Absturz in Brasilien: Blackbox soll Licht ins Dunkel bringen

Der jüngste Flugzeugabsturz in Brasilien hat die Nation erschüttert: 62 Menschen kamen ums Leben, als eine zweimotorige Turboprop-Maschine vom Typ ATR 72 in ein Wohngebiet stürzte. Nun konzentrieren sich die Ermittler auf die Auswertung der geborgenen Blackbox, um die Ursache des tragischen Unfalls zu ermitteln.

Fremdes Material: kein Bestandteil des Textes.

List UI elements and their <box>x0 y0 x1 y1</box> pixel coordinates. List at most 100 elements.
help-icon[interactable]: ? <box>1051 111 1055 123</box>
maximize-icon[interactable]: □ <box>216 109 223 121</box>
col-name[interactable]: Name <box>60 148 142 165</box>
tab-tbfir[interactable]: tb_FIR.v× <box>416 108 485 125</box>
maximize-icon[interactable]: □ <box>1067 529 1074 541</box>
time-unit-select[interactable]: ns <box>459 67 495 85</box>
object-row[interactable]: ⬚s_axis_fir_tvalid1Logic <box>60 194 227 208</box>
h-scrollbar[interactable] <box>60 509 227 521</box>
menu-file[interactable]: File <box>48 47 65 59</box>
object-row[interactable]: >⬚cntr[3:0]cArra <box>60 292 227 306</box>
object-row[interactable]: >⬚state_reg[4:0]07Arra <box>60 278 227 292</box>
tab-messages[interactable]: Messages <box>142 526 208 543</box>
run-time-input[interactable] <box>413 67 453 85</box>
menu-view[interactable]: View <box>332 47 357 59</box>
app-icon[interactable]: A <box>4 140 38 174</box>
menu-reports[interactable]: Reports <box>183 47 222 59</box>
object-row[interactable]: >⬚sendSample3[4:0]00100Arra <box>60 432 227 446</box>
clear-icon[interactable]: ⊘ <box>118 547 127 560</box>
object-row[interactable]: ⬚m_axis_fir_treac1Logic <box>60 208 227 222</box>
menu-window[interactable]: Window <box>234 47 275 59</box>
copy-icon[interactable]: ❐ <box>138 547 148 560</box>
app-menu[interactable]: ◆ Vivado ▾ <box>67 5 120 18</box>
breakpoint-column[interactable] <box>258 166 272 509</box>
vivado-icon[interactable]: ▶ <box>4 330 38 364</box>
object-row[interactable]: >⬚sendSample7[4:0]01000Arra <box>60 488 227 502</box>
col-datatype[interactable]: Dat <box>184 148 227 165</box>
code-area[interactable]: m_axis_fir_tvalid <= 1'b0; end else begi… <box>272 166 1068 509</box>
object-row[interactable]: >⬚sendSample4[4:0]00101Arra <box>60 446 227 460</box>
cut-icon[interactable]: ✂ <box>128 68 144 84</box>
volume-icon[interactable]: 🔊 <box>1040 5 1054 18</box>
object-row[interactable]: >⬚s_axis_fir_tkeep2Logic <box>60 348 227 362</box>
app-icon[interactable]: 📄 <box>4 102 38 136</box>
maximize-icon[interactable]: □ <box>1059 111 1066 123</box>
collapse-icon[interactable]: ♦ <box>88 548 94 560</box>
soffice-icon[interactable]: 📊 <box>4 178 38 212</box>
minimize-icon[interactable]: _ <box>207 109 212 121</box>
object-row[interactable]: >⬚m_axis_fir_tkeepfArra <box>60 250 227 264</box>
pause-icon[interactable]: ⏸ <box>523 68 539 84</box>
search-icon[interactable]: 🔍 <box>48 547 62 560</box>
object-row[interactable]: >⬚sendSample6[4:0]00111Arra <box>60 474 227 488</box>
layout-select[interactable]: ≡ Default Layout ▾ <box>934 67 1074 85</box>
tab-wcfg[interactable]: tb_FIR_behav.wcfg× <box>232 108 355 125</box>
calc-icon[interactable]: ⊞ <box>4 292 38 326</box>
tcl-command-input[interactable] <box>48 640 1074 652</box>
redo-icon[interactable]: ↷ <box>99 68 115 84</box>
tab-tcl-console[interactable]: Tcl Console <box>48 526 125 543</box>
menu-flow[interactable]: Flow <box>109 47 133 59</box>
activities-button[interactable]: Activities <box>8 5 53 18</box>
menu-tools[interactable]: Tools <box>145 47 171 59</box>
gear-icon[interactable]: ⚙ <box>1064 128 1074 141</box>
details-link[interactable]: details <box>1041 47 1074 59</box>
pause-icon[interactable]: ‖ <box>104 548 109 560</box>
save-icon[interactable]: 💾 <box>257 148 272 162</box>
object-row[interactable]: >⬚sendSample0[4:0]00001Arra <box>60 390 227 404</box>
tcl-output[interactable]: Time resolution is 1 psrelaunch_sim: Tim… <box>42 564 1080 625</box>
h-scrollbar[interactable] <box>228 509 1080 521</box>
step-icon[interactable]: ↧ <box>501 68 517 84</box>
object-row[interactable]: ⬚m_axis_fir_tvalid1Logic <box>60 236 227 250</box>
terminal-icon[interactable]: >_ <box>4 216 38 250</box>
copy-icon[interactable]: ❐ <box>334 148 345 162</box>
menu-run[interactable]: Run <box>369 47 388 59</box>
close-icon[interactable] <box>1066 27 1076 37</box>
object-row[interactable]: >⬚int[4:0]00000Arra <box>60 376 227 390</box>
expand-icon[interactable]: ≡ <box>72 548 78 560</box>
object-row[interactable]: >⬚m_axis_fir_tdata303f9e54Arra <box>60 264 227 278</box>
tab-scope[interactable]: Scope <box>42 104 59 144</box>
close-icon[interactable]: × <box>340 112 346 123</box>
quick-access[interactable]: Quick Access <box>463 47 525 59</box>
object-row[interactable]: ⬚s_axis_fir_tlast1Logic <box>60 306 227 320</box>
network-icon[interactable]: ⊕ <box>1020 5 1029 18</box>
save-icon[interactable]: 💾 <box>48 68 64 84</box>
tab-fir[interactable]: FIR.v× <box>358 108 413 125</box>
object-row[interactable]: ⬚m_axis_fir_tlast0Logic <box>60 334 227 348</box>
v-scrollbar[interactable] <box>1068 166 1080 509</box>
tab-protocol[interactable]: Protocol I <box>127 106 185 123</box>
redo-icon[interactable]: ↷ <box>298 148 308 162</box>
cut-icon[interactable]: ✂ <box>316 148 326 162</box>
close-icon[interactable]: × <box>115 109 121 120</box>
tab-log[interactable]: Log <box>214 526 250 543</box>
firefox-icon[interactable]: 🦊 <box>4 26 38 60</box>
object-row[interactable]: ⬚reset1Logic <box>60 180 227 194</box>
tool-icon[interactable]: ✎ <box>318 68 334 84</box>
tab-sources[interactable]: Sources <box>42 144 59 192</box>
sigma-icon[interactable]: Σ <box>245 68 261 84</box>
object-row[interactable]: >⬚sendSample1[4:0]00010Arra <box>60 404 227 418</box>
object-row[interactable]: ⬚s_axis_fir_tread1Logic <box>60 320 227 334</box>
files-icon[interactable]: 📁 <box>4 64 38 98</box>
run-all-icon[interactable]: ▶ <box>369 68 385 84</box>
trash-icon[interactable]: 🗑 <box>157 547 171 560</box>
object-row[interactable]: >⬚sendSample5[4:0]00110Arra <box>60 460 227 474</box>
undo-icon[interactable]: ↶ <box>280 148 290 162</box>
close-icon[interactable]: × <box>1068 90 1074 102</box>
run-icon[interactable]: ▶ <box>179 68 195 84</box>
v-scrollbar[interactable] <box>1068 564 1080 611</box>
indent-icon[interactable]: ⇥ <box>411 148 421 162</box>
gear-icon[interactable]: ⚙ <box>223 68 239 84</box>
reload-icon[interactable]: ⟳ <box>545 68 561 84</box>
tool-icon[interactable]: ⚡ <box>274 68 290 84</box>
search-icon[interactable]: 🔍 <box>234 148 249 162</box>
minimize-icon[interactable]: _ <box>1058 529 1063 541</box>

Was die Blackbox verraten könnte

Die Blackbox, bestehend aus dem Stimmenrekorder und dem Flugdatenschreiber, wurde geborgen und scheint in einem guten Zustand zu sein. Diese beiden Geräte könnten entscheidende Informationen liefern, um die letzten Momente des Fluges und mögliche technische Probleme zu rekonstruieren. Der Staatssekretär für öffentliche Sicherheit in São Paulo, Guilherme Derrite, zeigte sich zuversichtlich, dass die Daten aus der Blackbox bald Aufschluss geben könnten.

Der Hergang des Unfalls

Die Maschine der Fluggesellschaft Voepass war auf dem Weg zum internationalen Flughafen von São Paulo, als sie in der Stadt Vinhedo abstürzte. Augenzeugen berichten, dass das Flugzeug binnen weniger Sekunden fast 4.000 Höhenmeter verlor und schließlich senkrecht in die Tiefe stürzte. Videoaufnahmen zeigen, wie das Flugzeug unkontrolliert trudelte, bevor es in eine Wohnanlage einschlug. Glücklicherweise kamen keine Menschen am Boden zu Schaden, doch das Wrack und die darin gefangenen Passagiere hinterließen ein Bild des Schreckens.

Spekulationen und erste Vermutungen

In den Medien wird bereits spekuliert, dass eine Vereisung der Maschine zum Absturz geführt haben könnte. Der brasilianische Luftfahrtexperte Lito Sousa warnt jedoch vor voreiligen Schlussfolgerungen. „Die Analyse eines Flugzeugabsturzes nur anhand von Bildern kann zu falschen Schlüssen führen,“ betont Sousa. Tatsächlich sei eine Eisbildung zwar vorhergesagt worden, aber ob diese ausgereicht hat, um das Flugzeug zum Absturz zu bringen, bleibt unklar.

Die brasilianische Luftwaffe und der Betriebsleiter von Voepass, Marcelo Moura, untersuchen deshalb nicht nur mögliche Umweltfaktoren, sondern auch technische Probleme und menschliches Versagen. Oberstleutnant Carlos Henrique Baldi, ein Experte für Flugunfalluntersuchungen, erklärte, dass es noch zu früh sei, um die Ursache des Absturzes festzulegen. Besonders auffällig ist, dass die Piloten weder um Hilfe riefen noch widrige Wetterbedingungen meldeten – ein weiteres Rätsel, das es zu lösen gilt.

Ermittlung und Konsequenzen

Die brasilianische Bundespolizei hat bereits Spezialisten an den Absturzort geschickt, um die Ermittlungen voranzutreiben. Dieser Vorfall ist der schwerste Flugzeugabsturz in der Luftfahrt seit Januar 2023, als in Nepal 72 Menschen beim Absturz einer weiteren ATR 72 ums Leben kamen. Die Parallelen zwischen den beiden Unglücken werfen zusätzliche Fragen auf, insbesondere hinsichtlich der Sicherheit dieses Flugzeugtyps.

Brasiliens Präsident Luiz Inácio Lula da Silva reagierte auf die Tragödie mit einer dreitägigen Staatstrauer. Der Gouverneur von São Paulo, Tarcísio de Freitas, versprach den Hinterbliebenen und den Rettungskräften vor Ort alle notwendige Unterstützung.

Fazit: Ein Rätsel, das es zu lösen gilt

Der Absturz der ATR 72 in Brasilien hat nicht nur 62 Menschenleben gefordert, sondern auch zahlreiche Fragen aufgeworfen. Die Blackbox könnte nun die entscheidenden Hinweise liefern, um die Ursache zu klären und vielleicht auch zukünftige Unglücke zu verhindern. Während die Ermittlungen laufen, bleibt die Welt in Trauer und Hoffnung auf baldige Antworten vereint.